T cell receptor Vβ genes expressed by IgG anti‐DNA autoantibody‐inducing T cells in lupus nephritis: Forbidden receptors and double‐negative T cells

Abstract

In the (SWR × NZB)F₁ (SNF₁) model of lupus nephritis, pathogenic variety of IgG anti‐DNA autoantibodies are induced by certain T helper (T_h) cells that are either CD4⁺ or CD4⁻CD8⁻ (double negative; DN) in phenotype.

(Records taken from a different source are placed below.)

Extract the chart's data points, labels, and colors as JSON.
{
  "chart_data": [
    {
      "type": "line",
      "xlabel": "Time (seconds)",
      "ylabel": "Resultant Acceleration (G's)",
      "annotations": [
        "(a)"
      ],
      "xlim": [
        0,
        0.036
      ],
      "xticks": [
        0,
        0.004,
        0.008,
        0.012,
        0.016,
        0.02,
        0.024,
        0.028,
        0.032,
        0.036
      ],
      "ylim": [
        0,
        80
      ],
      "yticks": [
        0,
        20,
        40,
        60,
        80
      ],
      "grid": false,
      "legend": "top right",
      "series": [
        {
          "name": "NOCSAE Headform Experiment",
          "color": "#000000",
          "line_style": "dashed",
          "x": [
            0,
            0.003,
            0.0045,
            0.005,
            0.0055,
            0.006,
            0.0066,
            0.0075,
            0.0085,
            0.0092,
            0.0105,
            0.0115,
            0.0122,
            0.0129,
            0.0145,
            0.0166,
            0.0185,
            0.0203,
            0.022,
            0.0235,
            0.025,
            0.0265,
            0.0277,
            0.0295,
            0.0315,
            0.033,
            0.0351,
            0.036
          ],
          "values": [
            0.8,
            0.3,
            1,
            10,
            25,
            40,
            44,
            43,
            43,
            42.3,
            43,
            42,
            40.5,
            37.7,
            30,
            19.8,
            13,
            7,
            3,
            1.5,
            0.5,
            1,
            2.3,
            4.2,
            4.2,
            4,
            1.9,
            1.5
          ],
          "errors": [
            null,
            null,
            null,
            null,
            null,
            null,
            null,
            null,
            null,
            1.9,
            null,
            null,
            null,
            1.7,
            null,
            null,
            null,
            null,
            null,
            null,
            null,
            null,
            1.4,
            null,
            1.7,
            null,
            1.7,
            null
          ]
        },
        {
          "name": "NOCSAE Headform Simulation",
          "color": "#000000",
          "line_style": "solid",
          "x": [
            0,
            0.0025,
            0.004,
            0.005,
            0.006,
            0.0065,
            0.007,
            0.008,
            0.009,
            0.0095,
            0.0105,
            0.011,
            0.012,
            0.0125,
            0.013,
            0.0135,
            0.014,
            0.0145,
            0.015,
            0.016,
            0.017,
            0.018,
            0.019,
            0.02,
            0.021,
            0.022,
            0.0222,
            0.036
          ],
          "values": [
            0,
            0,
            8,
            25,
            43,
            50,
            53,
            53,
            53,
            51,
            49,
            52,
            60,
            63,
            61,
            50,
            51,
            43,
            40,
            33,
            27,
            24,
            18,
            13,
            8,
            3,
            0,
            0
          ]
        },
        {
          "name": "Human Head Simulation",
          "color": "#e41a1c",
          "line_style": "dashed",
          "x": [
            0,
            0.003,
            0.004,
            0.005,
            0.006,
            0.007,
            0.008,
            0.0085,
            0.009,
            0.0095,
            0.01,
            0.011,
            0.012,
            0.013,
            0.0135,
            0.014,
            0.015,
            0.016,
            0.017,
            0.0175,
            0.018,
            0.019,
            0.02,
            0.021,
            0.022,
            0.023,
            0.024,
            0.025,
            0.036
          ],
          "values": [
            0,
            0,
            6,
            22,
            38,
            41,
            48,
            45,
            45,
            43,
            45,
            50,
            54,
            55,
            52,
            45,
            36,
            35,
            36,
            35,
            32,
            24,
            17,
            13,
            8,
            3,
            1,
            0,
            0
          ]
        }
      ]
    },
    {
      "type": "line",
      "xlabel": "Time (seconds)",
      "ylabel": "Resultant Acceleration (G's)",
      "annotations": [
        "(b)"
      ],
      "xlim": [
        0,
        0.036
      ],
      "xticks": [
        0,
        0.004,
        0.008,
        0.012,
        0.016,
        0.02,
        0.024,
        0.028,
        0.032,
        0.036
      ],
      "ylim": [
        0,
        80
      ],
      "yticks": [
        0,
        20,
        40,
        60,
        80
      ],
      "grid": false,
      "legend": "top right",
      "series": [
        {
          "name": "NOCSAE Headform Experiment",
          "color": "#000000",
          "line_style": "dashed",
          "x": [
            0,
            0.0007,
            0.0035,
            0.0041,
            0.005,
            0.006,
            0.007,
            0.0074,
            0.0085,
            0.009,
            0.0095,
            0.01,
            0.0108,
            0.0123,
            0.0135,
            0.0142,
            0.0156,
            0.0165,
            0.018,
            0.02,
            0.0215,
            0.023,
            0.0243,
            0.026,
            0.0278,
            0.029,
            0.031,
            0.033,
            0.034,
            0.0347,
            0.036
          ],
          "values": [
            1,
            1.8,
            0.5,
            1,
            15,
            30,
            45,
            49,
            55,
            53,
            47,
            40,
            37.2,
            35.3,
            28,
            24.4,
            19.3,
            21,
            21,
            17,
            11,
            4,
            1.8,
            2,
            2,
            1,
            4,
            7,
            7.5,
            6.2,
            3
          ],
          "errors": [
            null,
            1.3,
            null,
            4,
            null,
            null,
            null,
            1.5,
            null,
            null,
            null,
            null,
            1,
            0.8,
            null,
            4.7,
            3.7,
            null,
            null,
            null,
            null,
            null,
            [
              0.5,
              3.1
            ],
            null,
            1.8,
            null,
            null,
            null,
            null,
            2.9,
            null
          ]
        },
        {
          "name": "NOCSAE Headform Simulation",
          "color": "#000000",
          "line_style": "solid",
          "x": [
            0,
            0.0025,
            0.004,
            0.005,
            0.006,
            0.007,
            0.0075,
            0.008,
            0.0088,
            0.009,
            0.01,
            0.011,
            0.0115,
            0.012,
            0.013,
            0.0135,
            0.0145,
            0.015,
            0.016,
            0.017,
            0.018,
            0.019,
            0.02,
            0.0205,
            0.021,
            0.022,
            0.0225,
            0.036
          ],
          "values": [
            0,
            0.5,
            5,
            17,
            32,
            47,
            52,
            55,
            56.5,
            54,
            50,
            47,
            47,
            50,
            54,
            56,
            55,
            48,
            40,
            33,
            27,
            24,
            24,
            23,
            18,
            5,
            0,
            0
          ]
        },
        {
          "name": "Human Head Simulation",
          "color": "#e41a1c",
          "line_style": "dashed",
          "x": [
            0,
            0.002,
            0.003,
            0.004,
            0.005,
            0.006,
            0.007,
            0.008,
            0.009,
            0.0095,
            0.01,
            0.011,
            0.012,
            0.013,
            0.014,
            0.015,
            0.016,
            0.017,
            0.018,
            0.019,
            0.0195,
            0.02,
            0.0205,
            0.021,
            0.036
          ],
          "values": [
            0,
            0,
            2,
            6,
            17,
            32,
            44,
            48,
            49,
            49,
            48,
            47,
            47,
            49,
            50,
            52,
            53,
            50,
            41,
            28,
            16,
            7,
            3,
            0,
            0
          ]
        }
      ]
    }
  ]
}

From the spleens of eight SNF₁ mice with lupus nephritis, 149 T cell lines were derived and out of these only 25 lines (≈ 17%) were capable of augmenting the production of pathogenic anti‐DNA autoantibodies. Herein, we analyzed the T cell receptor (TcR) V_β genes used by 16 such pathogenic autoantibody‐inducing T_h cell lines. Twelve of the T_h lines were CD4⁺ and among these five lines expressed V_β8 (8.2 or 8.3). The V_β8 gene family is contributed by the NZB parent to the SNF₁ mice, since it is absent in the SWR parental strain. Three other CD4⁺ T_h lines expressed V_β4, another was V_β2⁺ and one line with poor autoantibody‐inducing capability expressed V_β1. Four autoantibody‐inducing T_h lines from the SNF₁ mice had a DN phenotype and these lines were also autoreactive, proliferating in response to syngeneic spleen cells. Among these DN T_h lines, two expressed V_β6 and one expressed V_β8.1 TcR. Both of these are forbidden TcR directed against Mls‐1^a (Mls^a) autoantigens expressed by the SNF₁ mice and such autoreactive T cells should have been deleted during thymic ontogeny. Thus, the DN T_h cells of non‐lpr SNF₁ mice are different from the DN cells or MRL‐lpr which lack helper activity and do not express forbidden TcR. The spleens of 6 out of 19 nephritic SNF₁ animals tested also showed an expansion of forbidden autoreactive TcR⁺ cells that were mainly DN. Two of these animals expressed high levels of V_β6 (anti‐Mls^a) and V_β11 (anti‐I‐E) TcR⁺ cells, three others had high levels of V_β11⁺ cells alone and one animal had an expanded population of V_β17a⁺ (anti‐I‐E) cells. The I‐E‐reactive TcR again should have been eliminated in the SNF₁ thymus, since they express I‐E molecules contributed by the NZB parent. The SWR parents of SNF₁, are I‐E⁻; moreover, they lack the V_β11 gene but they express V_β17a in peripheral T cells. Whereas the NZB parents are I‐E⁺, they lack a functional V_β17a gene and they delete mature V_β11⁺ T cells. Thus, a combination of MHC class II and TcR genes inherited from the NZB and SWR parents and abnormalities in thymic deletion/selection processes may generate the autoantibody‐inducing T_h cells in the SNF₁ mice.